Author | Walter D. Edmonds |
---|---|
Language | English |
Genre | Historical |
Publication date | 1936 |
Publication place | United States |
Media type |
Drums Along the Mohawk (1936) is a novel by American author Walter D. Edmonds.[1] The story follows the lives of fictional Gil and Lana Martin, settlers in the central Mohawk Valley of the New York frontier during the American Revolutionary War (1775–1783). Frank Bergmann wrote in 2005 that the novel, "as a best-seller and a novel perennially assigned in the state's high schools, has substantially shaped the popular view of the region's pioneer period."[2]

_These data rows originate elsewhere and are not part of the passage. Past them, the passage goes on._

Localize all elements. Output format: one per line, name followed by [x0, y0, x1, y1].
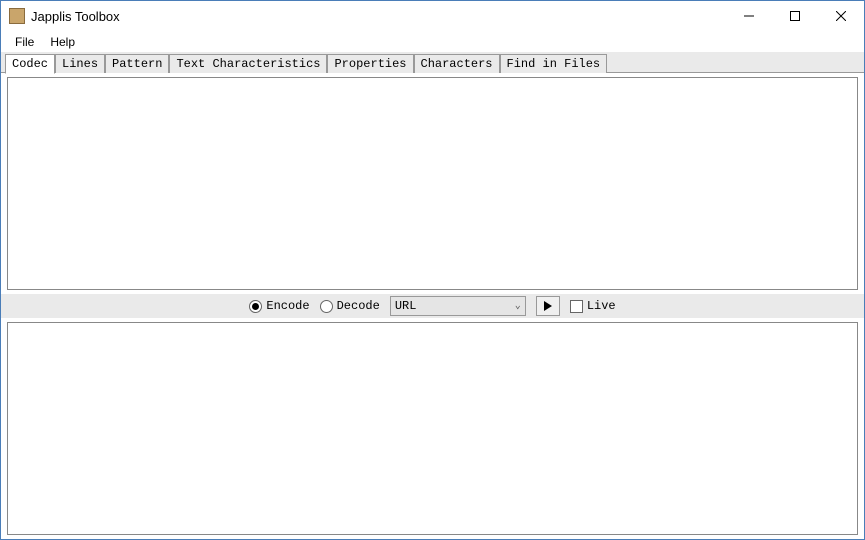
tab-pattern[interactable]: Pattern: [105, 54, 169, 73]
codec-panel: Encode Decode URL ⌄ Live: [1, 73, 864, 539]
output-textarea[interactable]: [8, 323, 857, 534]
maximize-icon: [790, 11, 800, 21]
close-button[interactable]: [818, 1, 864, 31]
format-select[interactable]: URL ⌄: [390, 296, 526, 316]
tabstrip: Codec Lines Pattern Text Characteristics…: [1, 52, 864, 73]
input-textarea[interactable]: [8, 78, 857, 289]
tab-lines[interactable]: Lines: [55, 54, 105, 73]
minimize-icon: [744, 11, 754, 21]
radio-icon: [320, 300, 333, 313]
tab-text-characteristics[interactable]: Text Characteristics: [169, 54, 327, 73]
chevron-down-icon: ⌄: [515, 300, 521, 312]
input-pane: [7, 77, 858, 290]
tab-codec[interactable]: Codec: [5, 54, 55, 74]
codec-toolbar: Encode Decode URL ⌄ Live: [1, 294, 864, 318]
run-button[interactable]: [536, 296, 560, 316]
decode-radio[interactable]: Decode: [320, 299, 380, 313]
window-controls: [726, 1, 864, 31]
close-icon: [836, 11, 846, 21]
play-icon: [543, 301, 553, 311]
decode-label: Decode: [337, 299, 380, 313]
format-selected-value: URL: [395, 299, 417, 313]
live-label: Live: [587, 299, 616, 313]
radio-icon: [249, 300, 262, 313]
mode-radio-group: Encode Decode: [249, 299, 379, 313]
encode-radio[interactable]: Encode: [249, 299, 309, 313]
live-checkbox[interactable]: Live: [570, 299, 616, 313]
menubar: File Help: [1, 31, 864, 52]
checkbox-icon: [570, 300, 583, 313]
app-icon: [9, 8, 25, 24]
titlebar: Japplis Toolbox: [1, 1, 864, 31]
tab-properties[interactable]: Properties: [327, 54, 413, 73]
menu-file[interactable]: File: [7, 33, 42, 51]
tab-characters[interactable]: Characters: [414, 54, 500, 73]
window-title: Japplis Toolbox: [31, 9, 726, 24]
encode-label: Encode: [266, 299, 309, 313]
output-pane: [7, 322, 858, 535]
maximize-button[interactable]: [772, 1, 818, 31]
minimize-button[interactable]: [726, 1, 772, 31]
menu-help[interactable]: Help: [42, 33, 83, 51]
tab-find-in-files[interactable]: Find in Files: [500, 54, 608, 73]
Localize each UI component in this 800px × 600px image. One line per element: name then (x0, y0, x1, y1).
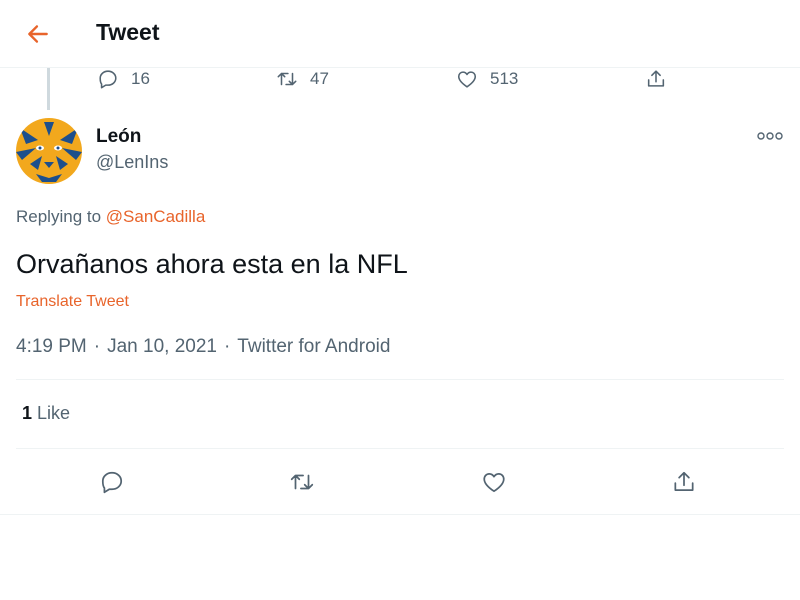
retweet-icon (277, 72, 297, 86)
tweet-detail-page: Tweet 16 47 513 León @LenIns Replying to… (0, 0, 800, 600)
share-icon (647, 70, 665, 87)
reply-button[interactable] (96, 466, 128, 498)
divider (16, 379, 784, 380)
share-icon (674, 471, 694, 491)
parent-share-button[interactable] (645, 66, 667, 92)
parent-tweet-actions: 16 47 513 (0, 66, 800, 92)
reply-icon (101, 471, 123, 494)
parent-reply-count: 16 (131, 69, 150, 88)
share-button[interactable] (668, 466, 700, 498)
tweet-source[interactable]: Twitter for Android (237, 336, 390, 357)
retweet-button[interactable] (286, 466, 318, 498)
likes-label: Like (37, 403, 71, 423)
likes-count: 1 (22, 403, 33, 423)
parent-reply-button[interactable]: 16 (97, 66, 150, 92)
like-button[interactable] (478, 466, 510, 498)
tweet-date[interactable]: Jan 10, 2021 (107, 336, 217, 357)
parent-like-count: 513 (490, 69, 519, 88)
translate-tweet-link[interactable]: Translate Tweet (16, 293, 129, 311)
header: Tweet (0, 0, 800, 68)
page-title: Tweet (96, 19, 160, 45)
avatar[interactable] (16, 118, 82, 184)
tweet-actions (0, 466, 800, 498)
more-icon (757, 132, 783, 140)
tiger-logo-avatar (16, 118, 82, 184)
meta-separator: · (93, 336, 101, 357)
retweet-icon (290, 474, 314, 490)
parent-retweet-button[interactable]: 47 (276, 66, 329, 92)
back-button[interactable] (22, 18, 54, 50)
author-handle[interactable]: @LenIns (96, 152, 168, 173)
parent-like-button[interactable]: 513 (456, 66, 518, 92)
meta-separator: · (223, 336, 231, 357)
parent-retweet-count: 47 (310, 69, 329, 88)
heart-icon (483, 473, 505, 493)
divider (16, 448, 784, 449)
more-options-button[interactable] (755, 126, 785, 146)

The book is peopled with historical persons such as General Nicholas Herkimer, Adam Helmer, descendants of the German immigrants who were the majority residents in the central Mohawk Valley at the time, and William Caldwell. It also features such historical events as the Battle of Oriskany and the Attack on German Flatts (1778). Edmonds justifies his approach to historical accuracy in the preface:
A novelist has, if he chooses, a greater opportunity for the faithful presentation of a bygone time than an historian; for the historian is compelled to a presentation of cause and effect, and feels, as a rule, that he must present them through the lives and characters of 'famous’ or 'historical' figures. My concern, however, has been with life as it was, as you or I, our mothers or wives, our brothers and husbands and uncles might have experienced it.
The novel was a commercial and popular success, remaining on the bestseller list for two years.[3][4]
In 1939, the book was adapted for a Technicolor feature film of the same name directed by John Ford and starring Henry Fonda, Claudette Colbert, Edna May Oliver, Ward Bond, and John Carradine. Historian Edward Countryman has argued that, while the film incorporates characters, plot, and dialogue from the novel, it differs profoundly in its portrayal of society in the period of the American Revolution. He (Ford) made it a mythic triumph of the American cause, rather than suggesting the complexity of the times as had Edmonds.[5] Similarly, Frank Bergmann has written, "Unfortunately the 1939 film directed by John Ford, starring Henry Fonda and Claudette Colbert, abandons the historical complexity of the original for the mythic simplification of an all-American Western."[2]
The Bantam Books edition had gone through no less than 48 printings between July 1936 and August 1956. The novel is still in print after eight decades.[6]
Edmonds wrote a novel that combined hard research into the dynamics of a social crisis with a form that opened that research to a mass public. Ford made of that novel a film which pictures two forces that must conflict because their nature demands it and which argues that the triumph of the American cause obliterates all divisions, whether of race, class, or sex.